We studied the effects of intermediate shear flow on resonant absorption of coronal loop kink oscillations where an external wave is incident on the loop. Resonant absorption was known to significantly depend on the loop length, density profile (thickness of the transitional layer and density contrast), and wave frequency (e.g. Ruderman & Roberts, 2002; Van Doorsselaere et al., 2004; Arregui et al., 2007; Soler et al., 2013; Yu & Van Doorsselaere, 2016; Yu et al., 2017a, b; Yu & Van Doorsselaere, 2019). The shear flow inside the loop is also an important factor to it (Goossens et al., 1992; Ruderman, 2010; Ruderman & Petrukhin, 2019; Soler, 2019; Sadeghi et al., 2021). The presence of shear flow region outside the loop is now added as another crucial factor for resonant absorption if the loop oscillation is excited externally by a wave source like flares. We showed that for long coronal loops resonant absorption can be severely enhanced or reduced with a small change of flow speed in the direction parallel or antiparallel to the axial wave vector. When the loop length is short and the transitional layer is thick, high flow speed is needed to have considerable resonant absorption. Resonant absorption is also sensitive to the spatial extent of the flow region.

Since the strong (weak) resonant absorption means the high (low) transmission or transport of the wave energy into the loop, the results mean that the shear flow can control the excitation of the loop kink oscillations. This further implies that even if the two loops, which are adjacent to each other, have the same structure and the same wave modes are excited, one loop does show oscillation while the other loop does not depending on the profile of the surrounding shear flow. It is desirable to see whether these effects are valid in 2D/3D simulations (e.g. Luna et al., 2008, 2009; Karampelas & Van Doorsselaere, 2020; Magyar & Nakariakov, 2020).

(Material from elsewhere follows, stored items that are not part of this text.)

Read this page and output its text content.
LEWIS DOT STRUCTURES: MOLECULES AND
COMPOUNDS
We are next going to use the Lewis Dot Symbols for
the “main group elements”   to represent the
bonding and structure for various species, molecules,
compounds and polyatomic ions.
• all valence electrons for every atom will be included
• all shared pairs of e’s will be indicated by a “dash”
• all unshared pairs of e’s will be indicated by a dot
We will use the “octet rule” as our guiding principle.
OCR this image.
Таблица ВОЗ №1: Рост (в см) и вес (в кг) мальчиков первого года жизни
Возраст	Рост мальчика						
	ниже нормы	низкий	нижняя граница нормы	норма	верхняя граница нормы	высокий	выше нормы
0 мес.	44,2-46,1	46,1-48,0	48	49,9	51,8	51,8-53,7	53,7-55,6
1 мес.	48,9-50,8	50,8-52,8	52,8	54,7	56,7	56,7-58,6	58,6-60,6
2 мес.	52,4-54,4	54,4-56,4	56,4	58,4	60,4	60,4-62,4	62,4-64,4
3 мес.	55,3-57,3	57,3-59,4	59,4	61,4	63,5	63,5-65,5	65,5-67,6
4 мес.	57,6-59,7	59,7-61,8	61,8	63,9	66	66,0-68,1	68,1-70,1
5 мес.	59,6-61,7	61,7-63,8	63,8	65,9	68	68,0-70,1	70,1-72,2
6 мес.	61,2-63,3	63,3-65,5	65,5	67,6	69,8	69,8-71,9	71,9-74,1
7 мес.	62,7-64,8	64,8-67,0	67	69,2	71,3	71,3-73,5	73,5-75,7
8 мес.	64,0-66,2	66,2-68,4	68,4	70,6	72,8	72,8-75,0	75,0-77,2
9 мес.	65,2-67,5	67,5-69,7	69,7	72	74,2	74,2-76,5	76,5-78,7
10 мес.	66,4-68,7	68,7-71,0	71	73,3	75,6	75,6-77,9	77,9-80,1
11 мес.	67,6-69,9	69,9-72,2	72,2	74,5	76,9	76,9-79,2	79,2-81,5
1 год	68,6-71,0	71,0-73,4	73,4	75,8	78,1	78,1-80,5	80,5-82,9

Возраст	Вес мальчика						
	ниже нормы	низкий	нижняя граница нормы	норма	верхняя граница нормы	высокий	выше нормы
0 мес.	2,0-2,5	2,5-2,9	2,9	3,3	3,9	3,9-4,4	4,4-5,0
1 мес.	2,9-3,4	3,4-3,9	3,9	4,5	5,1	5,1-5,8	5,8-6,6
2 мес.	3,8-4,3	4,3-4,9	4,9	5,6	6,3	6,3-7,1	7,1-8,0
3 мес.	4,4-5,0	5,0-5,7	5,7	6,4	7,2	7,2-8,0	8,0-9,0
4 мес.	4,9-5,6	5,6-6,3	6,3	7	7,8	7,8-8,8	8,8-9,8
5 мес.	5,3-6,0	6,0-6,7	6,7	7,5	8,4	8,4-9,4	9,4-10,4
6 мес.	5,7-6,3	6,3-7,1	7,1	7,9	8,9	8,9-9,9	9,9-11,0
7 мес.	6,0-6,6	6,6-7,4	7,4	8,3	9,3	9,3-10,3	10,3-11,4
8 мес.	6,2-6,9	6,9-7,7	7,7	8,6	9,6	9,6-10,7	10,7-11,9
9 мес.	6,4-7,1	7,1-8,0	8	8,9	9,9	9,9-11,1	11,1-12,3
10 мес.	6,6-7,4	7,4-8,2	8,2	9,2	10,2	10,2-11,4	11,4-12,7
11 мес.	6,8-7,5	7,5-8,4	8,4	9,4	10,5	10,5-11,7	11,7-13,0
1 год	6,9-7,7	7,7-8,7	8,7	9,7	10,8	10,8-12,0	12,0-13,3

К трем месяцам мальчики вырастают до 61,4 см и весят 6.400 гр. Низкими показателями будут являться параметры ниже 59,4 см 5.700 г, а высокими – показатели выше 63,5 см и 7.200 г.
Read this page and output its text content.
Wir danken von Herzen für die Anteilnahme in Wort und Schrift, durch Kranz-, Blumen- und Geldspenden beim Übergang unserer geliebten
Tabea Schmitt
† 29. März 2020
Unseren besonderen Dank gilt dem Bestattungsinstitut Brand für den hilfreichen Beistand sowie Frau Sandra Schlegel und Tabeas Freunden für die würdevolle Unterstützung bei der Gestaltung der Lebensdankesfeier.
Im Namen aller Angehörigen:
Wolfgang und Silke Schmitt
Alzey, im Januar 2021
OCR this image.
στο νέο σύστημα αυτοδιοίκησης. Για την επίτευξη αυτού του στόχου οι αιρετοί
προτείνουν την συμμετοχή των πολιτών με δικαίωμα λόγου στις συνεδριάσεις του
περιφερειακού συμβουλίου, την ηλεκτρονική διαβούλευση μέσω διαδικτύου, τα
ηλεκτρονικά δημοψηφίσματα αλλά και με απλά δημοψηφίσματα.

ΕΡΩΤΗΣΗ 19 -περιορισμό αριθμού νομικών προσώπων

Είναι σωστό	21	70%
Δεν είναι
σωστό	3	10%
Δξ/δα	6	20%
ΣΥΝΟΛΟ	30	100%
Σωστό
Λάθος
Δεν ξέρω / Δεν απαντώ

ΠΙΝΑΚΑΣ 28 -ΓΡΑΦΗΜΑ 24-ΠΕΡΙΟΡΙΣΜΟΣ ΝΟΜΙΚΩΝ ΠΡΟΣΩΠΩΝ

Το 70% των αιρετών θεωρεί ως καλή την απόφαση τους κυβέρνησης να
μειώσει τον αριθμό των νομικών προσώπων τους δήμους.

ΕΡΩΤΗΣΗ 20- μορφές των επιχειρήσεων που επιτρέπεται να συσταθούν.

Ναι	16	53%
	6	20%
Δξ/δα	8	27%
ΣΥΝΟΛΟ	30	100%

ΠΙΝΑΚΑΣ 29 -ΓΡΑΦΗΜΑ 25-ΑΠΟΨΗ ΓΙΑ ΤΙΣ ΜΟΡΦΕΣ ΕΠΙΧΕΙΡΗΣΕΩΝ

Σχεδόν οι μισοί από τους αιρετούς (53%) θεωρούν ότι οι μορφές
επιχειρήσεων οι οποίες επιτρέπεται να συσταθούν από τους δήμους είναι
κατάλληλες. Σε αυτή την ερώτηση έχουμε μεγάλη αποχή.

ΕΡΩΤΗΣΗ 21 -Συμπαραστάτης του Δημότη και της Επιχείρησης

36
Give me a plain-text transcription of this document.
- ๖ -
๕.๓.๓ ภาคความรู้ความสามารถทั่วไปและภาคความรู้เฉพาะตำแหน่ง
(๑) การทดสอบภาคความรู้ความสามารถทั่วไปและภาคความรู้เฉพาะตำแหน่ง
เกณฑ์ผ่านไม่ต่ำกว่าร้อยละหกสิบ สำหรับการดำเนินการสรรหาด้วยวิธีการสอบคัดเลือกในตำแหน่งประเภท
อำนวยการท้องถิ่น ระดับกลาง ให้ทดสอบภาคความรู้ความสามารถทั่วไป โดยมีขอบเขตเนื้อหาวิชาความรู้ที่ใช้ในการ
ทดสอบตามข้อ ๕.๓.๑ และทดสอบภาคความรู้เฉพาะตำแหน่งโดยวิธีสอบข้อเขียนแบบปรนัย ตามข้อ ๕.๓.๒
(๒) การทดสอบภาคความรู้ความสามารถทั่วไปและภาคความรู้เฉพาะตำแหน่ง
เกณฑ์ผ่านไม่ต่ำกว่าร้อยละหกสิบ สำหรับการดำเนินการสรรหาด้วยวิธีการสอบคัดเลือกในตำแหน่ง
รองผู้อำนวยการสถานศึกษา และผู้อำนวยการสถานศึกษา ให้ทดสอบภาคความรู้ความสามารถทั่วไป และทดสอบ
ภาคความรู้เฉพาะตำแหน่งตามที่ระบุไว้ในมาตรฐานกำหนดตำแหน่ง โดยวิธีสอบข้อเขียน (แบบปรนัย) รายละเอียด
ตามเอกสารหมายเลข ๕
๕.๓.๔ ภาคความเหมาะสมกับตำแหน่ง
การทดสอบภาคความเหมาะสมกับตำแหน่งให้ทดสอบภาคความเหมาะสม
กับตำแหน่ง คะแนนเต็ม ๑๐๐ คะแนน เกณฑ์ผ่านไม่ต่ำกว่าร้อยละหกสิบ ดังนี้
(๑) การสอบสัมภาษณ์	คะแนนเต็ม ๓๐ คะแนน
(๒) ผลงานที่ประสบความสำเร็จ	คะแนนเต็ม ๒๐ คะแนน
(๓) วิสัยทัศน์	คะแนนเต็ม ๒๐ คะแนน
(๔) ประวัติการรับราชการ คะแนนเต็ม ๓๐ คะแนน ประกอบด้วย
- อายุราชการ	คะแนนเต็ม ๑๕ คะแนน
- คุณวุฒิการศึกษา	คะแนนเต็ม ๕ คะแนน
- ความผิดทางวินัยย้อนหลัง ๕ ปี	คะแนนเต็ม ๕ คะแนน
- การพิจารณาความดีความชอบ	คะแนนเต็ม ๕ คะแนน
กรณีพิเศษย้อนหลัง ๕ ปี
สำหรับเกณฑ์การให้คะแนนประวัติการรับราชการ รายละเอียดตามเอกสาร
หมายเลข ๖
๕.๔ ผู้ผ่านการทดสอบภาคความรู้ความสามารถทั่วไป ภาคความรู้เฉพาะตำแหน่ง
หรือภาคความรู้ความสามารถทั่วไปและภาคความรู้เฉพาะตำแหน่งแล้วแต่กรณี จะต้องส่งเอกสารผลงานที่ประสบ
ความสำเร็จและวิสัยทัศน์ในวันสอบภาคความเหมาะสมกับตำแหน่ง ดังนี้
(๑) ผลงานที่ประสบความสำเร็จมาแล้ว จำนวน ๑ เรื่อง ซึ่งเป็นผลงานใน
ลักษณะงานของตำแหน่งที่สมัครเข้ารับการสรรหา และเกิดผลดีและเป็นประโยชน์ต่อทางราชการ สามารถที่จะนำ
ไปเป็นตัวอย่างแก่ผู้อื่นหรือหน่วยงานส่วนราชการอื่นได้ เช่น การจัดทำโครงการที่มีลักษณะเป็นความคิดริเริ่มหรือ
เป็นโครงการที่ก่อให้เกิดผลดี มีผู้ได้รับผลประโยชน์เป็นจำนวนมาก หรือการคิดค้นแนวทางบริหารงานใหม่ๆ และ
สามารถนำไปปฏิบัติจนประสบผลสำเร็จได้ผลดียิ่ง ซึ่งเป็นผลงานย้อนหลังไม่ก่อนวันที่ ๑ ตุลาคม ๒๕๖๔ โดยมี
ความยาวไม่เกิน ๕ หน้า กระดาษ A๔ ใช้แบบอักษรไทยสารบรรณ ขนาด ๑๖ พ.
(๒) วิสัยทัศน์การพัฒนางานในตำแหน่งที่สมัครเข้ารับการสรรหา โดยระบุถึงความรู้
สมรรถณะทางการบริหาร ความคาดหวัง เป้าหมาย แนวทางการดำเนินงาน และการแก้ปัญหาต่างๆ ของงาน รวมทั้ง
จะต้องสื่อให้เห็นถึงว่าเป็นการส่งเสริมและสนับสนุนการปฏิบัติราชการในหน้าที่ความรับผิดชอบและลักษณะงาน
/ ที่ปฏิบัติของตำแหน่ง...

Our results also emphasize the role of the external Alfvén speed ($v_{Ae}$) and phase speed of the wave (here $v_{k}$). These parameters determine the range and the boundary of two absorption regimes, which are distinguished by whether the potential $\delta{V}$ is below or above 1, that yields different absorption behaviors for each regime. The range of flow speed for the substantial change of resonant absorption crucially depends on $v_{Ae}$. The symmetry of resonant absorption with respect to $v_{k}$ is also worthy of notice.

We considered a rectangular profile for the shear flow which can, however, have more complexities like (quasi-)periodic or random structures (e.g. Murawski, 2000). These systems may increase the backscattering of the incident wave, reducing the wave transport to the loop. The continuous spatial variation of the flow may induce Alfvén resonance in the shear flow region if it satisfies the condition $\Omega=\pm\omega_{A}$ (Goossens et al., 1992; Csik et al., 1998). This effect may further contribute to the dissipation of the wave energy during the propagation. From the potential, Eq. (14), it is expected that the shear flow plays a similar role to the density and the absorption behavior becomes more complicated  (e.g. Murawski et al., 2001; Yu et al., 2010; Yu & Kim, 2013, 2016; Yuan et al., 2015).